Non-Linear Effects of ESG Performance on Corporate Tax Avoidance: A Multi-Algorithmic Analysis via Explainable Artificial Intelligence
Journal of Risk and Financial Management, cilt.19, sa.6, 2026 (Scopus)
- Yayın Türü: Makale / Tam Makale
- Cilt numarası: 19 Sayı: 6
- Basım Tarihi: 2026
- Doi Numarası: 10.3390/jrfm19060437
- Dergi Adı: Journal of Risk and Financial Management
- Derginin Tarandığı İndeksler: Scopus, ABI/INFORM, EconLit
- Anahtar Kelimeler: corporate governance, ESG, explainable artificial intelligence, machine learning, SHAP, sustainability, tax avoidance
- Eskişehir Osmangazi Üniversitesi Adresli: Evet
Özet
This study aims to examine whether and how environmental, social, and governance (ESG) performance is related to corporate tax avoidance in a non-linear and threshold-dependent manner using explainable machine learning.
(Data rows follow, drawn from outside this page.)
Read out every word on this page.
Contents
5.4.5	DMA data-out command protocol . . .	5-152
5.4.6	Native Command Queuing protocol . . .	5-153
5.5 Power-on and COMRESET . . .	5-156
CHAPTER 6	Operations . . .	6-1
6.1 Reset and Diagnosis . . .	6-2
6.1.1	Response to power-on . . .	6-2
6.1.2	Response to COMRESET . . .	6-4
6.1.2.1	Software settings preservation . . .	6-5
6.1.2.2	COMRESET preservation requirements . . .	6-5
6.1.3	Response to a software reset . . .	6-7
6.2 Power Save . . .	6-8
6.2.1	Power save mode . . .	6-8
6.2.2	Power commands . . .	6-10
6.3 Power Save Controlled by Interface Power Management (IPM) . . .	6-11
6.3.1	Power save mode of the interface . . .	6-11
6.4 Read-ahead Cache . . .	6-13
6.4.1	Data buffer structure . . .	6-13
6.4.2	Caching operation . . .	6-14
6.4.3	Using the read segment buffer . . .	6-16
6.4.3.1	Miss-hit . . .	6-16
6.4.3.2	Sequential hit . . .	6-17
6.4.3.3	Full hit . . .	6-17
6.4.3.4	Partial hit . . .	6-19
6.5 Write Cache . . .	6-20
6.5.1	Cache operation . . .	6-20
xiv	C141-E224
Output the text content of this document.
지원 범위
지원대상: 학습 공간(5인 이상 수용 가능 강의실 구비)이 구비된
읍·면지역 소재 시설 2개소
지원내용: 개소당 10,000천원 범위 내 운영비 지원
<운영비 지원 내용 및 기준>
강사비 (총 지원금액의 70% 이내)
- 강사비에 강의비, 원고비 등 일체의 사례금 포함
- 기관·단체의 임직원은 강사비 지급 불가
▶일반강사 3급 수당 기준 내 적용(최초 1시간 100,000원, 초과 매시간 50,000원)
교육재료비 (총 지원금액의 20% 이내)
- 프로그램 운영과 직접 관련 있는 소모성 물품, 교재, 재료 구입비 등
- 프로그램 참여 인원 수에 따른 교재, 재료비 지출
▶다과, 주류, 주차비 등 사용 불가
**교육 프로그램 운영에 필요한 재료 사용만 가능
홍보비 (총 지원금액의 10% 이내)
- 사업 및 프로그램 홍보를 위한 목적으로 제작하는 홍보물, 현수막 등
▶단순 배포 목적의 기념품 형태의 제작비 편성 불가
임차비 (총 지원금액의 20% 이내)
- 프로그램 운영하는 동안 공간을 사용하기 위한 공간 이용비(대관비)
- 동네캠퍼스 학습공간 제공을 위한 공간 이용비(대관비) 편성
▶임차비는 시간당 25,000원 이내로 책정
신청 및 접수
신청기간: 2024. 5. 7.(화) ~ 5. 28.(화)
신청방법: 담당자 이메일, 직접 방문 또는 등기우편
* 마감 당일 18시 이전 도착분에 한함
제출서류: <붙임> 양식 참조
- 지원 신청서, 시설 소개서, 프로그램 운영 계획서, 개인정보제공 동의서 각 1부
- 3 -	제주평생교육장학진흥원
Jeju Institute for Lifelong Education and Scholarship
Based on 6461 firm-year observations of publicly listed European firms over the 2018–2023 period, this study employs a multi-algorithmic machine-learning classification framework. Model interpretability is achieved through SHAP, which identifies feature importance, marginal effects, interaction patterns, and ESG-related threshold dynamics. The results demonstrate that the ESG–tax relationship is highly non-linear. While the Country and Industry factors establish baseline tax risks, ESG sub-dimensions act as critical firm-level determinants. Specifically, high Corporate Social Responsibility (CSR) and Human Rights scores effectively constrain tax avoidance. In contrast, exceptionally high Management scores correlate with increased tax-avoidance risk. These findings support the legitimacy buffer argument and show that strong governance may also reflect managerial sophistication and capacity for less visible tax planning. The study contributes by revealing non-linear ESG threshold effects and by demonstrating how XAI/SHAP can distinguish between symbolic and substantive sustainability practices in corporate tax behavior.